El desafío de educar en tiempos de confusión
Por Diana Gamboa
Muchos padres sienten que algo está cambiando profundamente en la educación de sus hijos. No siempre pueden explicarlo con precisión, pero perciben una inquietud constante: la sensación de que, además de matemáticas, ciencias o literatura, sus hijos están siendo expuestos a una enorme cantidad de mensajes, influencias y presiones que compiten con los valores aprendidos en casa.
La pregunta que muchos se hacen no es qué están aprendiendo los niños. La pregunta es: ¿quién está influyendo más en ellos?
Los niños de hoy crecen en un mundo completamente diferente al de generaciones anteriores. Ya no reciben enseñanzas únicamente de sus padres, familiares o maestros.

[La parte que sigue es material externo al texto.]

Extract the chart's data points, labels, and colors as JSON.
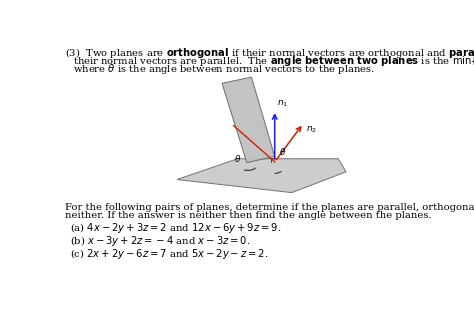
{
  "bg_color": "#ffffff",
  "fig_width": 4.74,
  "fig_height": 3.09,
  "dpi": 100,
  "text_color": "#000000",
  "plane_color": "#c8c8c8",
  "plane_edge": "#555555",
  "arrow_blue": "#1a1aff",
  "arrow_red": "#cc2200",
  "arrow_dark": "#555555",
  "part_a": "(a) $4x - 2y + 3z = 2$ and $12x - 6y + 9z = 9$.",
  "part_b": "(b) $x - 3y + 2z = -4$ and $x - 3z = 0$.",
  "part_c": "(c) $2x + 2y - 6z = 7$ and $5x - 2y - z = 2$."
}
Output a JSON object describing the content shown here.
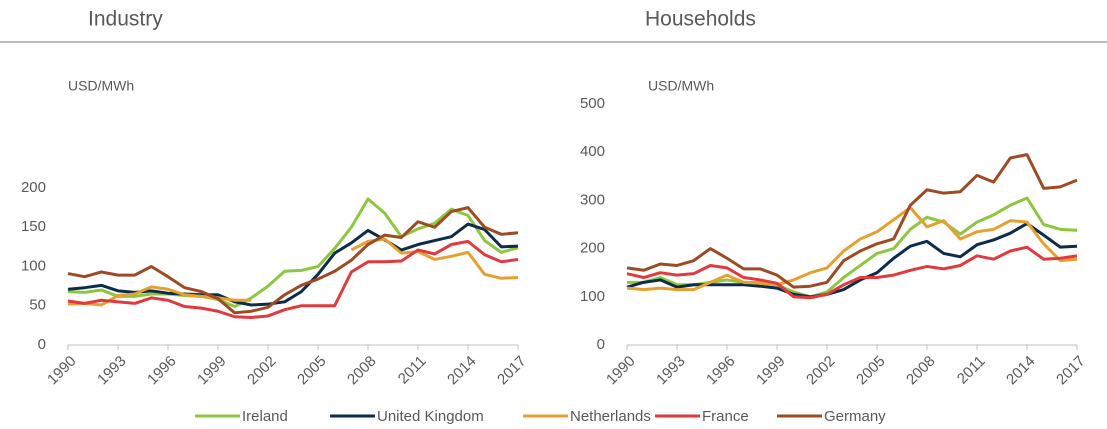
{
  "chart_data": [
    {
      "type": "line",
      "title": "Industry",
      "ylabel": "USD/MWh",
      "x": [
        1990,
        1991,
        1992,
        1993,
        1994,
        1995,
        1996,
        1997,
        1998,
        1999,
        2000,
        2001,
        2002,
        2003,
        2004,
        2005,
        2006,
        2007,
        2008,
        2009,
        2010,
        2011,
        2012,
        2013,
        2014,
        2015,
        2016,
        2017
      ],
      "xlim": [
        1990,
        2017
      ],
      "xticks": [
        1990,
        1993,
        1996,
        1999,
        2002,
        2005,
        2008,
        2011,
        2014,
        2017
      ],
      "ylim": [
        0,
        200
      ],
      "yticks": [
        0,
        50,
        100,
        150,
        200
      ],
      "series": [
        {
          "name": "Ireland",
          "color": "#8dc63f",
          "values": [
            68,
            67,
            70,
            62,
            62,
            65,
            65,
            63,
            62,
            58,
            49,
            60,
            75,
            94,
            95,
            100,
            123,
            150,
            186,
            168,
            138,
            148,
            155,
            173,
            165,
            133,
            118,
            124
          ]
        },
        {
          "name": "United Kingdom",
          "color": "#0b2c4a",
          "values": [
            71,
            73,
            76,
            69,
            67,
            69,
            66,
            65,
            64,
            64,
            55,
            51,
            52,
            55,
            68,
            90,
            117,
            130,
            146,
            134,
            121,
            128,
            133,
            138,
            154,
            147,
            125,
            126
          ]
        },
        {
          "name": "Netherlands",
          "color": "#e5a030",
          "values": [
            52,
            53,
            51,
            63,
            65,
            74,
            71,
            64,
            62,
            60,
            57,
            57,
            null,
            null,
            null,
            null,
            null,
            121,
            132,
            135,
            117,
            119,
            109,
            113,
            118,
            90,
            85,
            86
          ]
        },
        {
          "name": "France",
          "color": "#e03a3e",
          "values": [
            56,
            53,
            57,
            55,
            53,
            60,
            57,
            49,
            47,
            43,
            36,
            35,
            37,
            45,
            50,
            50,
            50,
            93,
            106,
            106,
            107,
            121,
            116,
            128,
            132,
            115,
            106,
            109
          ]
        },
        {
          "name": "Germany",
          "color": "#9e4b25",
          "values": [
            91,
            87,
            93,
            89,
            89,
            100,
            87,
            73,
            68,
            59,
            41,
            43,
            48,
            64,
            76,
            84,
            94,
            108,
            128,
            140,
            137,
            157,
            150,
            170,
            175,
            150,
            141,
            143
          ]
        }
      ]
    },
    {
      "type": "line",
      "title": "Households",
      "ylabel": "USD/MWh",
      "x": [
        1990,
        1991,
        1992,
        1993,
        1994,
        1995,
        1996,
        1997,
        1998,
        1999,
        2000,
        2001,
        2002,
        2003,
        2004,
        2005,
        2006,
        2007,
        2008,
        2009,
        2010,
        2011,
        2012,
        2013,
        2014,
        2015,
        2016,
        2017
      ],
      "xlim": [
        1990,
        2017
      ],
      "xticks": [
        1990,
        1993,
        1996,
        1999,
        2002,
        2005,
        2008,
        2011,
        2014,
        2017
      ],
      "ylim": [
        0,
        500
      ],
      "yticks": [
        0,
        100,
        200,
        300,
        400,
        500
      ],
      "series": [
        {
          "name": "Ireland",
          "color": "#8dc63f",
          "values": [
            130,
            130,
            140,
            125,
            125,
            130,
            135,
            130,
            130,
            125,
            110,
            100,
            110,
            140,
            165,
            190,
            200,
            240,
            265,
            255,
            230,
            255,
            270,
            290,
            305,
            250,
            240,
            238
          ]
        },
        {
          "name": "United Kingdom",
          "color": "#0b2c4a",
          "values": [
            120,
            130,
            135,
            120,
            125,
            125,
            125,
            125,
            122,
            118,
            105,
            100,
            105,
            115,
            135,
            150,
            180,
            205,
            215,
            190,
            183,
            208,
            218,
            232,
            252,
            228,
            203,
            205
          ]
        },
        {
          "name": "Netherlands",
          "color": "#e5a030",
          "values": [
            118,
            115,
            118,
            115,
            115,
            130,
            145,
            130,
            128,
            125,
            135,
            150,
            160,
            195,
            220,
            235,
            260,
            285,
            245,
            258,
            220,
            235,
            240,
            258,
            255,
            210,
            175,
            178
          ]
        },
        {
          "name": "France",
          "color": "#e03a3e",
          "values": [
            148,
            140,
            150,
            145,
            148,
            165,
            160,
            140,
            135,
            128,
            100,
            98,
            105,
            125,
            140,
            140,
            145,
            155,
            163,
            158,
            165,
            185,
            178,
            195,
            203,
            178,
            180,
            185
          ]
        },
        {
          "name": "Germany",
          "color": "#9e4b25",
          "values": [
            160,
            155,
            168,
            165,
            175,
            200,
            180,
            158,
            158,
            145,
            120,
            122,
            130,
            175,
            195,
            210,
            220,
            290,
            322,
            315,
            318,
            352,
            338,
            388,
            395,
            325,
            328,
            342
          ]
        }
      ]
    }
  ]
}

Ahora también aprenden de: las redes sociales, los creadores de contenido, las plataformas digitales, los influencers y las tendencias que cambian cada semana.

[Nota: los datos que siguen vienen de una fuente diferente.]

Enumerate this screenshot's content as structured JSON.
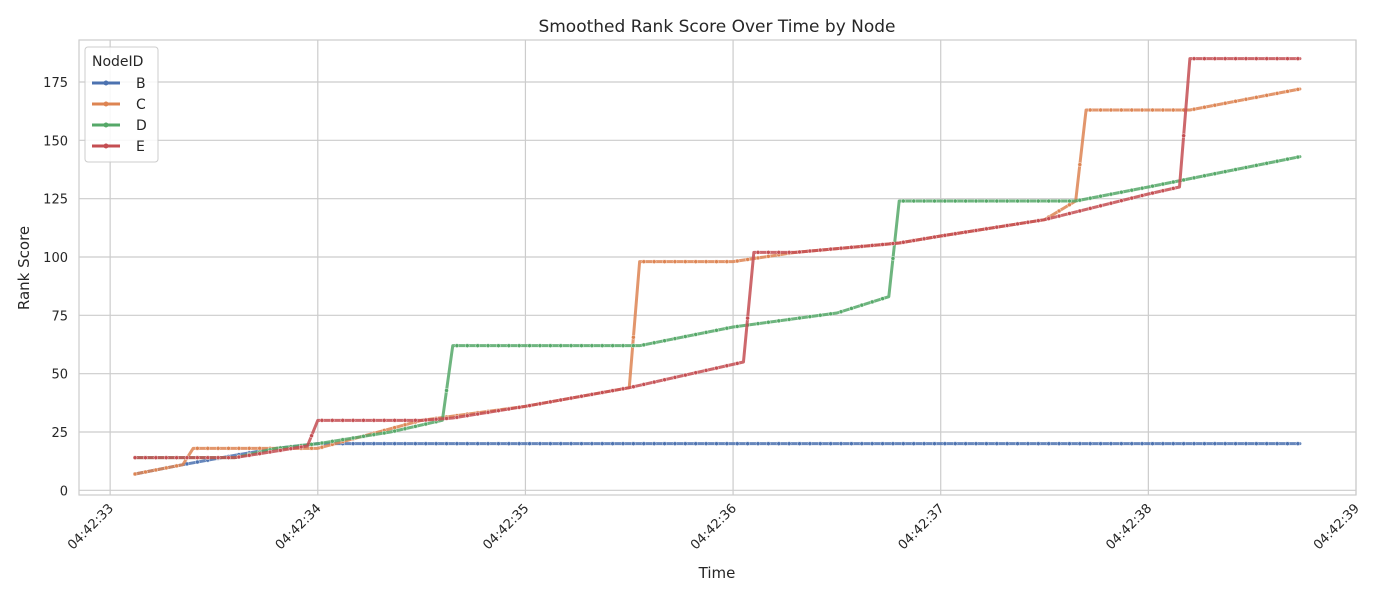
{
  "chart_data": {
    "type": "line",
    "title": "Smoothed Rank Score Over Time by Node",
    "xlabel": "Time",
    "ylabel": "Rank Score",
    "x_unit": "seconds past 04:42:33",
    "xlim": [
      -0.15,
      6.0
    ],
    "ylim": [
      -2,
      193
    ],
    "x_ticks": [
      0,
      1,
      2,
      3,
      4,
      5,
      6
    ],
    "x_tick_labels": [
      "04:42:33",
      "04:42:34",
      "04:42:35",
      "04:42:36",
      "04:42:37",
      "04:42:38",
      "04:42:39"
    ],
    "y_ticks": [
      0,
      25,
      50,
      75,
      100,
      125,
      150,
      175
    ],
    "y_tick_labels": [
      "0",
      "25",
      "50",
      "75",
      "100",
      "125",
      "150",
      "175"
    ],
    "grid": true,
    "legend": {
      "title": "NodeID",
      "position": "top-left"
    },
    "series": [
      {
        "name": "B",
        "color": "#4c72b0",
        "points": [
          [
            0.12,
            7
          ],
          [
            0.35,
            11
          ],
          [
            0.6,
            15
          ],
          [
            0.8,
            18
          ],
          [
            1.0,
            20
          ],
          [
            1.5,
            20
          ],
          [
            2.0,
            20
          ],
          [
            3.0,
            20
          ],
          [
            4.0,
            20
          ],
          [
            5.0,
            20
          ],
          [
            5.73,
            20
          ]
        ]
      },
      {
        "name": "C",
        "color": "#dd8452",
        "points": [
          [
            0.12,
            7
          ],
          [
            0.35,
            11
          ],
          [
            0.4,
            18
          ],
          [
            1.0,
            18
          ],
          [
            1.5,
            30
          ],
          [
            2.0,
            36
          ],
          [
            2.5,
            44
          ],
          [
            2.55,
            98
          ],
          [
            3.0,
            98
          ],
          [
            3.3,
            102
          ],
          [
            3.8,
            106
          ],
          [
            4.0,
            109
          ],
          [
            4.5,
            116
          ],
          [
            4.65,
            124
          ],
          [
            4.7,
            163
          ],
          [
            5.0,
            163
          ],
          [
            5.2,
            163
          ],
          [
            5.73,
            172
          ]
        ]
      },
      {
        "name": "D",
        "color": "#55a868",
        "points": [
          [
            0.12,
            14
          ],
          [
            0.6,
            14
          ],
          [
            0.8,
            18
          ],
          [
            1.0,
            20
          ],
          [
            1.35,
            25
          ],
          [
            1.6,
            30
          ],
          [
            1.65,
            62
          ],
          [
            2.0,
            62
          ],
          [
            2.55,
            62
          ],
          [
            3.0,
            70
          ],
          [
            3.5,
            76
          ],
          [
            3.75,
            83
          ],
          [
            3.8,
            124
          ],
          [
            4.0,
            124
          ],
          [
            4.5,
            124
          ],
          [
            4.65,
            124
          ],
          [
            5.0,
            130
          ],
          [
            5.73,
            143
          ]
        ]
      },
      {
        "name": "E",
        "color": "#c44e52",
        "points": [
          [
            0.12,
            14
          ],
          [
            0.6,
            14
          ],
          [
            0.95,
            19
          ],
          [
            1.0,
            30
          ],
          [
            1.2,
            30
          ],
          [
            1.5,
            30
          ],
          [
            1.65,
            31
          ],
          [
            2.0,
            36
          ],
          [
            2.5,
            44
          ],
          [
            3.05,
            55
          ],
          [
            3.1,
            102
          ],
          [
            3.3,
            102
          ],
          [
            3.8,
            106
          ],
          [
            4.0,
            109
          ],
          [
            4.5,
            116
          ],
          [
            5.0,
            127
          ],
          [
            5.15,
            130
          ],
          [
            5.2,
            185
          ],
          [
            5.73,
            185
          ]
        ]
      }
    ]
  }
}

En medio de ese ruido constante, muchos padres sienten que su voz tiene cada vez menos peso.
Durante mucho tiempo, la familia, la escuela y la comunidad compartían ciertos principios básicos:
el respeto, la responsabilidad, la honestidad, la empatía,
y el esfuerzo personal.
Hoy existe un debate cada vez más intenso sobre cuáles deben ser los valores que guíen a las nuevas generaciones. Algunos ven esta diversidad de ideas como una oportunidad. Otros la perciben como una fuente de confusión.
Cuando padres, maestros y comunidades dejan de conversar entre sí, los niños quedan atrapados en medio de conflictos que no entienden completamente.
La educación no debería convertirse en una batalla permanente entre adultos. Debería ser un espacio donde los jóvenes aprendan a pensar, analizar, cuestionar y construir sus propios criterios con responsabilidad.
Las familias pueden tener creencias, tradiciones y perspectivas distintas. Sin embargo, existen valores que siguen siendo esenciales para cualquier sociedad saludable: La honestidad, la compasión, el respeto por los demás, la responsabilidad personal, la capacidad de escuchar opiniones diferentes sin recurrir al odio. Estos principios no pertenecen a una ideología específica. Pertenecen a la convivencia humana.
Los niños no necesitan adultos gritándose unos a otros. Necesitan ejemplos, necesitan coherencia, necesitan personas que les enseñen que la verdad importa, que las acciones tienen consecuencias y que el carácter se construye día a día porque los valores no se aprenden principalmente en discursos. Se aprenden observando.
La educación de un niño nunca depende de una sola institución. Es una tarea compartida entre familias, escuelas y comunidades. Cuando cualquiera de esas partes falla, los niños sienten las consecuencias. Por eso, más que buscar culpables, quizá la pregunta más importante sea: ¿Qué podemos hacer hoy para formar jóvenes más responsables, más empáticos y más preparados para enfrentar el mundo?
La verdadera preocupación no debería ser únicamente qué ideas escuchan nuestros hijos. Debería ser si estamos ayudándolos a desarrollar el criterio, la integridad y la fortaleza moral necesarias para distinguir entre lo correcto y lo incorrecto porque una sociedad no se fortalece cuando todos piensan igual. Se fortalece cuando las nuevas generaciones aprenden a actuar con responsabilidad, respeto y humanidad.